22 Aralık 2019

Dünya biz varız diye yaşanılabilir oldu!

Twitter'da bir paylaşım gördüm. Beni can evimden vurdu. Roland Barthes'ın bir kavramı vardır "punctum". O fotoğrafı anlatırken kullanır bu kavramı. Fotoğrafta size delip geçen, kalbinize ok gibi saplanan şeydir, diyerek açıklar. Bu paylaşımı okuduğumda benzer bir şey hissettim. Cümle delip geçti beni

Kadının yazdığı şeylerden çok, kimliğini gizlemesinden etkilendim. Gelebilecek tepkilerden korkuyor, hatta bu tepkilerin gerçek olmasından da korkuyordu. Bu, bir kadının ismini gizleyerek yazdığı yardım çağrısıydı. Aslında sosyal medyadaki bir hesabın altına isim gizlenerek yazılmış bir içe ağlamaydı. Bir karabasan anı. Kimsenin bağırmanı duymadığı, yapayalnız olduğu bir anın feryadı. Kadın tek başına bir bebek büyütmeye çalışıyordu ve geçirdiği son 27 ayın hiçbir anını, 3 dakikasını bile bebeğinden ayrı geçirmediği için özgürlüğün anlamını unuttuğunu düşünüyordu. "Duşa bile giremiyorum" diyordu. "Ve bazen acaba bebek sahibi olmasa mıydım diye düşünüyorum". Bir kadın bu cümleyi sesli, isimli çok kolay söyleyemiyor. Sadece bunu yazamayacağını bildiği için uzun uzun bebeğinin iyiliğini düşünenen bir anne olduğunu da yazmıştı. Sahte bir isimle bile yanlış anlaşılmaktan korkuyordu. Kendini açıklayamıyor, zaman zaman yalnız kalmak istediğini haykıramıyor, burada bile toplumsal baskı peşini bırakmıyordu. Kimileri "sağlıklı bir bebeğin var, şükret" diyecekti. Başkaları "Senin başka derdin kalmamış" diye kestirip atacaktı. Kendi başımıza gelmeyen sorunların çözümleri konusunda atıp tutmak hep serbest. Ama insan her şeyi olduğunda, sahip olduklarından çok memnun olduğunda da isyan edemez mi?

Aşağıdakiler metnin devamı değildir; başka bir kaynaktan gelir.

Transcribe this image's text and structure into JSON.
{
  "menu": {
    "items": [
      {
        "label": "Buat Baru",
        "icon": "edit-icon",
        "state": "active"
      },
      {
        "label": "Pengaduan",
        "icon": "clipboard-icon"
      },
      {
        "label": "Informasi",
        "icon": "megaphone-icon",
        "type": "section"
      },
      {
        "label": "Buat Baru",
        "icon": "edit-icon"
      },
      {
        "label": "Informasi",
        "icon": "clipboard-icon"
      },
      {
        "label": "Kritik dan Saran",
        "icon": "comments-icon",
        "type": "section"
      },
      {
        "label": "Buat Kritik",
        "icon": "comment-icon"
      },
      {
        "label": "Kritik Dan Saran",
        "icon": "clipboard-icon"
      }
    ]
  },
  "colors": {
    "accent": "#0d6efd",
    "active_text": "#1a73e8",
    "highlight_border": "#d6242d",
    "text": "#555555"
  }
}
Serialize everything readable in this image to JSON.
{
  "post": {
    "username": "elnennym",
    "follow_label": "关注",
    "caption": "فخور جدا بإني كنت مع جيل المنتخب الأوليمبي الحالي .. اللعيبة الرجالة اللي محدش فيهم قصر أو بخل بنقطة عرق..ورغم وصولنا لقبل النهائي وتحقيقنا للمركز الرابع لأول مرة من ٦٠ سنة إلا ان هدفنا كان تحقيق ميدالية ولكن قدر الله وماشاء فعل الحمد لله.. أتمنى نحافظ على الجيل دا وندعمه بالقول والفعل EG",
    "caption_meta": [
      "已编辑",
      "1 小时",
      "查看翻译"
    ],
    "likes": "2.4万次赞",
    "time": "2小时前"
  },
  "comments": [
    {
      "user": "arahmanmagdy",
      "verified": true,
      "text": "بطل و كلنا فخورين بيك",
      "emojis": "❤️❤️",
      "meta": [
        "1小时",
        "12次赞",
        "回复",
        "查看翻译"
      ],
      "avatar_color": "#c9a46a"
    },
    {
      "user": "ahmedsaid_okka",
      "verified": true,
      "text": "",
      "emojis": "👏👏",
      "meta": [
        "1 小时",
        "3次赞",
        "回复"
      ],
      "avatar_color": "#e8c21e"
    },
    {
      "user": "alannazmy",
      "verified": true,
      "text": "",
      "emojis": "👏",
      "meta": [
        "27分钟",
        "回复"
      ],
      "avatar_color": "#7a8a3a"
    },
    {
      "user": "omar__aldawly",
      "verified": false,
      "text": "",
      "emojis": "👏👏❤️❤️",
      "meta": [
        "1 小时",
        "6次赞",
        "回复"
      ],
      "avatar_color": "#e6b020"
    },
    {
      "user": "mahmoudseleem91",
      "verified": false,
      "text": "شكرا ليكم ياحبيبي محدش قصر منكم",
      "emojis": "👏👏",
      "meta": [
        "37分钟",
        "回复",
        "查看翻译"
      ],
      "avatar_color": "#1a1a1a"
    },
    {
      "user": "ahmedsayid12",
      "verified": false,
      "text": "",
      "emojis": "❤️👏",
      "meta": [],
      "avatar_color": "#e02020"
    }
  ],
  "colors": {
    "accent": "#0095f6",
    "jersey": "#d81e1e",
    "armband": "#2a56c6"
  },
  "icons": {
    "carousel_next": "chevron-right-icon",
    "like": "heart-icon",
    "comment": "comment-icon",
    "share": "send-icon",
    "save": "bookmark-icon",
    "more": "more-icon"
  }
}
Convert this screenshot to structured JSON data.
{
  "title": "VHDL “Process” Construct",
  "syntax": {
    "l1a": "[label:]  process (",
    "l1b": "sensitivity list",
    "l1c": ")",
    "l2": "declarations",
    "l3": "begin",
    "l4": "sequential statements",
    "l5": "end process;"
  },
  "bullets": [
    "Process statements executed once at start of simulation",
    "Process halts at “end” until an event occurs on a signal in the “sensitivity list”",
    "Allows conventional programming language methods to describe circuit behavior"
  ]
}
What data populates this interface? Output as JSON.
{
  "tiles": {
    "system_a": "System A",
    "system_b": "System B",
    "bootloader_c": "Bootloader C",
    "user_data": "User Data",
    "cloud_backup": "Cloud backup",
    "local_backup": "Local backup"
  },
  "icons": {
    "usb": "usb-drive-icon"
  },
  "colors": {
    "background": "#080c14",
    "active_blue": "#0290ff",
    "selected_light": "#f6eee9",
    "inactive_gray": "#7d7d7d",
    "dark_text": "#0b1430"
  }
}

Paylaşımı yapan kadın da ediyordu işte ama sessizce. Hayatım boyunca kimseyi cesur olmamakla suçlamadım. Kimse cesaretli olmak zorunda değil bana göre, bunun bir erdem olduğunu düşünmüyorum. Korkmanın kendisi kadar, cesur olmak da normal. Kadın sesini çıkarmaya korkuyordu. 'Marriage Story'de adam boşanmak üzere olduğu karısına bağırırken "ölmeni istedim" diyordu ya. "Yok olmanı istedim, bir otobüsün altında kal istedim". Bu kadın da çok sevdiği bebeğine bakıyor "ve acaba olmasa mıydı diyorum" diyordu işte. İnsan zaman zaman dillendirmese bile içinden geçiremez mi bunları? "Two Fridas" resminin örtülü ve açık anlamlarındaki gibi, ikiye ayrılmaz mı ortadan ikiye?

 

Çocuk sahibi olanlar bilir. Bu, milli piyango bileti gibidir. Size uslu çocuk da denk gelebilir, çok ağlayanı da. Uyuyan da, uykusuz da. Yiyen de, yemeyen de. İlk çocuk sahibi olduğumda uzun uykusuz günlerimin ardından ben de bir yardım çağrısında bulunmuştum. Bebeğimi nasıl anlayacağımı, uykusuzluğa nasıl dayanacağımı bilmiyordum. Ama henüz bir aylık anne olmama rağmen her şeyi sanki doğuştan biliyormuşum gibi bir varsayım vardı. Çok zorlanıyor ve çok bocalıyordum. Duşa girmemeyi, 2 gün boyunca yemek yiyemeden ağlama ve uykusuzluk arasında gidip geldiğimi hatırlıyorum. Bunları yazdığımda, gönderinin altına yazanlar "yazıyı çok sevdiklerini" söyledi. Ama özelden gelenler bambaşkaydı. Benim yardım çığlığım insanlara güç vermiş ve herkes benzer hikayeler anlatmaya başlamıştı bana.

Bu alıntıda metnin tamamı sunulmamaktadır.